1. LOSE THE WEIGHT. God damnit, you can bloody do it, Franno! Just lose the sodding weight and get skinny. I need to lose about 4 stone to get back to my ideal weight. I shall have to put a picture on here of me, when I was on holiday as a mere 18 year old with the physique that I want again… In fact…
LOOK AT THAT! Although perhaps slightly chavtastic, but I was on holiday, thus it was hot and that is why you wear a cap. To hide the sun from your face. Also, I was swimming like, five times a week. Now I have a job. It’s just an inconvenience. Anyways. Back to losing weight. I think skinny me will make a more confident me. Oh yes, it will. It’s not as if I want tonnes of male attention, because I adore my boyfriend. But some to get him jealous would be nice. And on that note…
2. BE NICER TO YOUR BOYFRIEND. I have been difficult this year. I haven’t meant to be. I didn’t even know I was being difficult at the time. But I was and that’s not really who I was when I met him. Poor guy, he must think I’ve got multiple personalities. He’s not quite family yet, but he might as well be. He went through a lot with me this year and it’s not that I don’t appreciate him enough; it’s more I was concentrating on everyone else.
(Note to boyfriend: Don’t take this as a get out of jail free card and please don’t go on about number one resolution too much. If you do, I go back into my childlike state and just don’t do the things you tell me to do and ultimately eat more. I’m going to try, promise.)
3. DON’T DRINK SO MUCH. I didn’t realise I was until the other day. And I’m starting to forget about the night before due to excessive alcohol consumption. Of course I won’t cut out drinking all together, but only drink on ‘special occasions’, i.e. V festival, gigs… I can have fun without alcohol! And I will prove it. Plus, this also coincides with number one, because less alcohol might mean losing more weight. Maybe.
4. TAKE MORE PHOTOS. I would bloody love to know what I actually did last year… I have a terrible memory (even without alcohol!) and can’t remember much of anything. This, of course, is not helped by the fact that I don’t take enough photos of anything. I think, the only time I’ve taken photos this year are the following:
a) new hair cut
c) when Mum first bought the puppies
That’s about it. I haven’t taken any of the snow. Any of any other nights out that I’ve had. And I always have my sodding camera on me, so there’s really no bloody excuse!! And something that will encourage me to take more photos…

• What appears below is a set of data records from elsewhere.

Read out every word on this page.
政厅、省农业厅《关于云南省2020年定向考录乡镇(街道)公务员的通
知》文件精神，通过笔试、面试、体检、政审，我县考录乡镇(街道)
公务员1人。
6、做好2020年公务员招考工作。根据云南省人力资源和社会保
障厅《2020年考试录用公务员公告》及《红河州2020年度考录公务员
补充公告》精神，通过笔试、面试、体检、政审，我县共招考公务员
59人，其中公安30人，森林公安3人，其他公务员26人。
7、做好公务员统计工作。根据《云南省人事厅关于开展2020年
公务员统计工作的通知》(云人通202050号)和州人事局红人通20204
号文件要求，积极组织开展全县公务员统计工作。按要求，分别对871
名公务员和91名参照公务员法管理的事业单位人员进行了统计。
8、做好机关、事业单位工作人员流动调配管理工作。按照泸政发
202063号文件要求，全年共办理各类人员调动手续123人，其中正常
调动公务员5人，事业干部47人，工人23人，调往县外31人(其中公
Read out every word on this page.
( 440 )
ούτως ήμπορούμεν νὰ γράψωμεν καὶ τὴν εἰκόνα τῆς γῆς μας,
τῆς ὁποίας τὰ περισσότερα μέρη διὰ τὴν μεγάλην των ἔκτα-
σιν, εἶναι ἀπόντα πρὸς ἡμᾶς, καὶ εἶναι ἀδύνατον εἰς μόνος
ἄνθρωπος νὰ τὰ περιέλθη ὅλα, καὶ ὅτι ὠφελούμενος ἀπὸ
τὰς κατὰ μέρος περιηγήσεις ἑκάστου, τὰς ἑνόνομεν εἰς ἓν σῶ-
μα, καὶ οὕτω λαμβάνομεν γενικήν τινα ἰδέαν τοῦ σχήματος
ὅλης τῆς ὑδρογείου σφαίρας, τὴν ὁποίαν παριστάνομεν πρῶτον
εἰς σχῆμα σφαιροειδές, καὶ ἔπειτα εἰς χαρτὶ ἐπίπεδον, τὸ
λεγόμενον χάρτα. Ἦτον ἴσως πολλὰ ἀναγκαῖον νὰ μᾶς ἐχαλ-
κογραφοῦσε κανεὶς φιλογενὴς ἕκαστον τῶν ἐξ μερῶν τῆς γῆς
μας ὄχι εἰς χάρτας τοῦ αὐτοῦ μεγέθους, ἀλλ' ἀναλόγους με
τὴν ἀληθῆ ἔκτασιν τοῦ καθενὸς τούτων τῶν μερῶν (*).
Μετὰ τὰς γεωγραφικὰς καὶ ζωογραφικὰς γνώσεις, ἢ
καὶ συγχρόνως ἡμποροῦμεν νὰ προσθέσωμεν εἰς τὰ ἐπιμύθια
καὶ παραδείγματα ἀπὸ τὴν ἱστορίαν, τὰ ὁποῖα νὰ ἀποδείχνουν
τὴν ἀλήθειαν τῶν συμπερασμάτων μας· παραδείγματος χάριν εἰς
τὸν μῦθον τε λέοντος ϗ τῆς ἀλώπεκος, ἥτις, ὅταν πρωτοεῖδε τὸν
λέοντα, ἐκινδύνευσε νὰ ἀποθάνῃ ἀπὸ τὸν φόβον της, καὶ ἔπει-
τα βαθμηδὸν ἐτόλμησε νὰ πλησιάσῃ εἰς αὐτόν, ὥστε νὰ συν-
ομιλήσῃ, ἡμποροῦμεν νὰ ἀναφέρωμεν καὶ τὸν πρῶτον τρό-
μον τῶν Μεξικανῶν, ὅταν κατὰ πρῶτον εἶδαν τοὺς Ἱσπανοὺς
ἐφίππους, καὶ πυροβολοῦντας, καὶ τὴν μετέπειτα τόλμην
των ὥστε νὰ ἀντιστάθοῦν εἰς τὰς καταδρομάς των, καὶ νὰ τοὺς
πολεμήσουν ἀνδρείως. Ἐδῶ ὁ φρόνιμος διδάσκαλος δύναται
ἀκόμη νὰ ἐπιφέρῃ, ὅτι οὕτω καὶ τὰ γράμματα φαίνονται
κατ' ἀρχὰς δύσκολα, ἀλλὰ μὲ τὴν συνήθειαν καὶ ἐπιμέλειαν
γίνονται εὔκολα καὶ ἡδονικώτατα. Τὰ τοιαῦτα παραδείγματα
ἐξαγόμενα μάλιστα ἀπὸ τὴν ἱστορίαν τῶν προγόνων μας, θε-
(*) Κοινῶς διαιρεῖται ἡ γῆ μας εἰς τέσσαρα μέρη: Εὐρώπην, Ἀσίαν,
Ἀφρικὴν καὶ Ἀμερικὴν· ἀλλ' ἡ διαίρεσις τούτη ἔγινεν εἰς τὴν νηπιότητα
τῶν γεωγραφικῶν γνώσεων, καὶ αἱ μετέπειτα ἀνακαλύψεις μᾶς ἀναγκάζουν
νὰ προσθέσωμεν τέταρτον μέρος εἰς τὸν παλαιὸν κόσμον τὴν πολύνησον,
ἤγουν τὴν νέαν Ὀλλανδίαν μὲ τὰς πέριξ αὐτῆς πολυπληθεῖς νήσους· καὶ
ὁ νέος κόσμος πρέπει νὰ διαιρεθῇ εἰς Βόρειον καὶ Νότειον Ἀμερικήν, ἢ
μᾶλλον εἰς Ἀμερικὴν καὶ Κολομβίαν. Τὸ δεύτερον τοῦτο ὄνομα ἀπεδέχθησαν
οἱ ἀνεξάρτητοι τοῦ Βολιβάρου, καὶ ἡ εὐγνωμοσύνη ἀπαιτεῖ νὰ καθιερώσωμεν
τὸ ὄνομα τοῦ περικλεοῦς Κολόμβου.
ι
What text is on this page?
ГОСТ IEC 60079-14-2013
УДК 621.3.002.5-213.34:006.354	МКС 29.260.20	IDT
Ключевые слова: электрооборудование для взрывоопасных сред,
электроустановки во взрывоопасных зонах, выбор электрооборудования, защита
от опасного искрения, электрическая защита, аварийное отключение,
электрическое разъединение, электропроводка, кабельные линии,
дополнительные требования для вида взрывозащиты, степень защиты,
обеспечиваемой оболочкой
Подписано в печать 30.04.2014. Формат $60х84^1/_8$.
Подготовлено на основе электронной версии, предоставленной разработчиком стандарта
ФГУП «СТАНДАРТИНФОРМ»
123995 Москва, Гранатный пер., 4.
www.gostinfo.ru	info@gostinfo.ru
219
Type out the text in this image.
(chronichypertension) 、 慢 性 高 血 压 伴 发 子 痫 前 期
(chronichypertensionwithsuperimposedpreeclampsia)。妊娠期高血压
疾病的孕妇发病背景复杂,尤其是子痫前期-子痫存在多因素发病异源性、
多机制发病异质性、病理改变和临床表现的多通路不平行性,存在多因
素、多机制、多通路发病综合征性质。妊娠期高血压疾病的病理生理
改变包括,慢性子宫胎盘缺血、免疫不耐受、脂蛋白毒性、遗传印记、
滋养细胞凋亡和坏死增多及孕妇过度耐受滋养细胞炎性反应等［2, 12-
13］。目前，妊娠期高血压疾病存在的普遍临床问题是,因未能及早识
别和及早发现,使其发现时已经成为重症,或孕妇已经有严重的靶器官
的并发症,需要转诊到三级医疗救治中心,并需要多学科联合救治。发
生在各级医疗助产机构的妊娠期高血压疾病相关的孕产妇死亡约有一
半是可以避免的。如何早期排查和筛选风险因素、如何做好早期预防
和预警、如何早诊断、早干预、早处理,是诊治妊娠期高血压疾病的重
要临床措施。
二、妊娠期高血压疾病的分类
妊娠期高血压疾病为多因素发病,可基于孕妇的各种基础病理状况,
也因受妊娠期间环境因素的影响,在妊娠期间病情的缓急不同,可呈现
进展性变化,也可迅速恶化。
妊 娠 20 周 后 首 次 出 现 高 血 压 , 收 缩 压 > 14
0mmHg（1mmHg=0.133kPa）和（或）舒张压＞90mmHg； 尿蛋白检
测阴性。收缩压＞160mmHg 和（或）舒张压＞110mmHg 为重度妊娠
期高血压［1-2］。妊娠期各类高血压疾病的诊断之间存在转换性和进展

5. TAKE CARE OF YOUR FACE. Sounds a bit of a weird one, right? And I think probs diet and exercise will help this one. BUT I am a NIGHTMARE for sleeping with make up on. I need to learn to cleanse, tone and moisturise my face. That’s right. I’m starting this one from tonight! Yus, I am!
That’s all I can think of so far. But five’s a good start, right? Most people only have the one.